Он простер руку над городом, и в это мгновение еще одна бомба упала возле Gänsemarkt.

«Но по нашей еврейской вере именно каждое зачатие — это позор для рода, и поэтому мы, обрезанные мужчины, носим девственную плеву на голове. — Он вновь приподнял крышку котла, чтобы была видна кипа. — Увенчанные первородным грехом времени, мы идем по миру, склонив голову и терзаясь от вожделения, и каждый день нам напоминают о грехах отцов. Сам я ношу такую реликвию, как девственную плеву моей прабабки Ревекки, дочери Соломоновой из Иорданской долины, что в Южной Иудее, жившей в первом веке до Рождества Христова. Когда-то она была мягкая и розовая, а сейчас, как видите, засохла и почернела, а поколения оторочили ее канвой. Но изначально это, была, как говорится, весьма обольстительная вещица, пробитая во имя рода. Мои деды и прадеды, шестьсот человек, носили ее на голове две тысячи лет, пронесли через две тысячи гор и вниз — до баварского пивного погребка.

Но не одни только евреи носят на голове затвердевшую, иссохшую девственную плеву: так поступает и сам папа Римский.
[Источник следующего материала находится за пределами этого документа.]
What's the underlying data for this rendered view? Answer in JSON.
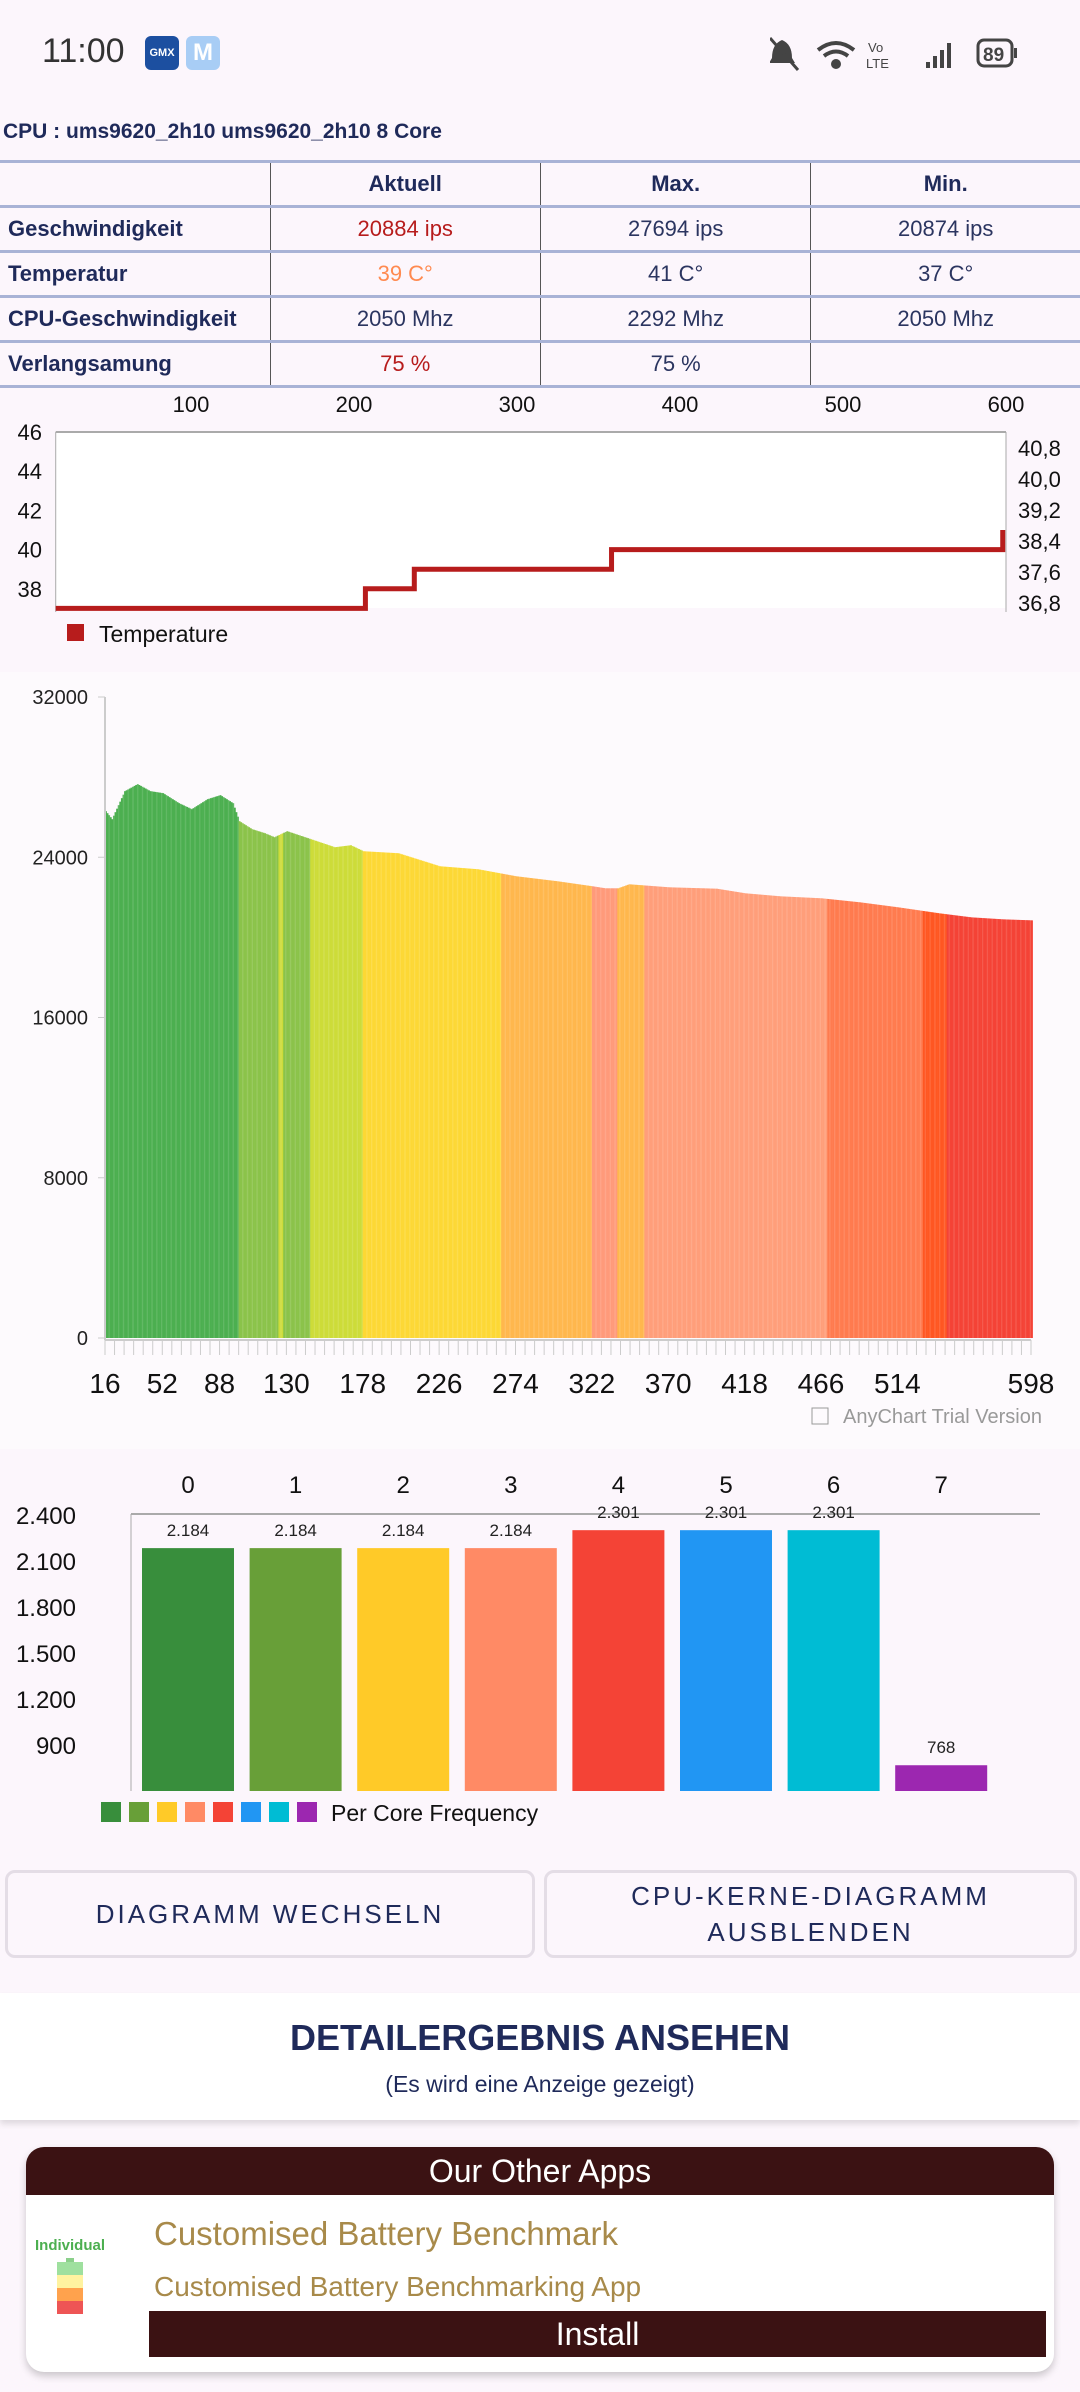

У него на голове плева первой девы — Марии. А цвет у нее белый, волею того священного лебедя, коим является уд Господень; он же делает чистым все, к чему ни прикоснется.
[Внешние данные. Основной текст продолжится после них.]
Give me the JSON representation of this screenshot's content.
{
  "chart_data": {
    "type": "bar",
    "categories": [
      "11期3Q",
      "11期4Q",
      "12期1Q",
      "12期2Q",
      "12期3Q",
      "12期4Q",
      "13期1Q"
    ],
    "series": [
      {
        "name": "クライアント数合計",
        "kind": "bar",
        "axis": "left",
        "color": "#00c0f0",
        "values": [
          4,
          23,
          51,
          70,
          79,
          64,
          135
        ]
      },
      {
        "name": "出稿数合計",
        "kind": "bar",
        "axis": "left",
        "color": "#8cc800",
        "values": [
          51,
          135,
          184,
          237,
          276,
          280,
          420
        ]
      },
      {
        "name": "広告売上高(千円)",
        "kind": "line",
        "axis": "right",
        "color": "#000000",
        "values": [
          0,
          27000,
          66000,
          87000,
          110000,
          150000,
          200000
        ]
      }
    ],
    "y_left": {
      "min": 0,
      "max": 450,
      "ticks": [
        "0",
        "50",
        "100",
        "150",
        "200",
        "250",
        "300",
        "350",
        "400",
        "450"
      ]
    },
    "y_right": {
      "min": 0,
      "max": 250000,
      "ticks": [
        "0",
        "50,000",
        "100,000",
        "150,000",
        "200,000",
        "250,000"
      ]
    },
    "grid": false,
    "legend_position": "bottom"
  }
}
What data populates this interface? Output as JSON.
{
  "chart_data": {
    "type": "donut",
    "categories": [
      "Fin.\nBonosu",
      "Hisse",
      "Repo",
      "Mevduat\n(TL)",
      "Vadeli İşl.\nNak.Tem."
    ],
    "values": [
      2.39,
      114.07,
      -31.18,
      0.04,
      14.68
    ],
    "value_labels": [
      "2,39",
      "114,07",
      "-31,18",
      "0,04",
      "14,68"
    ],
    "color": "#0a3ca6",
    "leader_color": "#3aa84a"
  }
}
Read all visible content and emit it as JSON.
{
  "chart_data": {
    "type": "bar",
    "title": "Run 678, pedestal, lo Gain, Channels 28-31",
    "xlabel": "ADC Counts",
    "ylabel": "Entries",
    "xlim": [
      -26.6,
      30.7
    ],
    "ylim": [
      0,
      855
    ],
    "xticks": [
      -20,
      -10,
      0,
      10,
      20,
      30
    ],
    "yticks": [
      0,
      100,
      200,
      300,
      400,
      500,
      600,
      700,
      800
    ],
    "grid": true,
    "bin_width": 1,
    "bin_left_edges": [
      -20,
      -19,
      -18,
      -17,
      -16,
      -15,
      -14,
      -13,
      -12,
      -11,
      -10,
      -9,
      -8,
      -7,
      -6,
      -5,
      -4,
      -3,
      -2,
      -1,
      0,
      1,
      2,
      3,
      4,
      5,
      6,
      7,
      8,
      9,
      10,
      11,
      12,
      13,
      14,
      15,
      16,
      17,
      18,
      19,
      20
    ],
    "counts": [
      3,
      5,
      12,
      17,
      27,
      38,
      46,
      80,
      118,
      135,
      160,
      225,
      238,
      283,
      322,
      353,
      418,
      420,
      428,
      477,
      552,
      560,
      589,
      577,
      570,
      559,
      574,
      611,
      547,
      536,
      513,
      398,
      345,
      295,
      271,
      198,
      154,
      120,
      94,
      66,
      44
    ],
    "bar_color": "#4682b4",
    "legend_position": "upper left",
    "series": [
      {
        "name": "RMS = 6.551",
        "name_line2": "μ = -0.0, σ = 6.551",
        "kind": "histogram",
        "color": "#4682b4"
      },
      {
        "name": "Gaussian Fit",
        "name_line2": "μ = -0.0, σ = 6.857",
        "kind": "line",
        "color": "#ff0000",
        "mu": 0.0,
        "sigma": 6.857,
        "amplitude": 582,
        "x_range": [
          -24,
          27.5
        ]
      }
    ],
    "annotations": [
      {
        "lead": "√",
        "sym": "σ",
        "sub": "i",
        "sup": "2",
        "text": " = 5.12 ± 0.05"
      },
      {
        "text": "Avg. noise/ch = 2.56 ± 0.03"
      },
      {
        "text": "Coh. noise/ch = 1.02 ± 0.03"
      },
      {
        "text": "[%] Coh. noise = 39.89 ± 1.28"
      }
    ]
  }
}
Но нельзя равнять между собой несходное — божественный сосуд лучей и мою будничную крышку, которая была пробита земным человечьим удом. Извольте понюхать».

Он сорвал «девственную плеву» с темени и поднес к носу солдата, у которого лицо побагровело. Я, как и прежде, подавляла смех вперемежку с чистейшим восхищением этим потоком красноречия.

«Ревекка, дочь Соломона, домохозяйка из долины Иордана: год рождения — 33-й до Рождества Христова, год смерти — 77-й. Недурно, а?»

Ганс Юрген немного помешкал, но все же склонился перед именем Гитлера, вытянул рыло и понюхал двухтысячелетнюю «девственную плеву».

«Да, немного такой… как бы сказать…. такой позднееврейский запах семени. Ведь по нашей вере старший мужчина в семье должен омочить плеву в своем семени, прежде чем она будет передана младшему потомку при его обрезании, так что здесь… — он перевернул кипу, так что теперь она казалась необычной формы тарелкой в его ладони. — …здесь, в этой кипе, у нас собраны жизненные соки всех поколений — от Авраама до Алоиза! Да-да, наш с Адди папаша тоже добавил сюда свое…» Я начала смеяться вслух. Я больше не могла себя сдерживать. Это было для меня уже чересчур. «В общем, здесь можно увидеть в неком еврейском головном уборе то благочестивое гитлеровское семя, которое дало жизнь фюреру…»

Прогремел выстрел, и черная еврейская кипа спланировала на землю, а половинчатый человек упал на спину — только обрубки ног мелькнули в воздухе. Комедиант завершил свою роль. Смех замер у меня в горле. Я подняла глаза. Я не заметила, когда солдат поднял винтовку. Грохот был ужасный. Из ствола струился тоненький дымок. Казалось, тоненький дымок струился и из головы незадачливого солдата, который не сводил глаз с только что сраженной жертвы и терялся в догадках, не убил ли он действительно сводного брата фюрера. Это дало мне время вскочить на ноги. Когда он наконец очнулся и приготовился стрелять в меня, я уже была на середине зала и угрожала ему ручной гранатой.

Может, папа и был нацистом, но дураком он точно не был.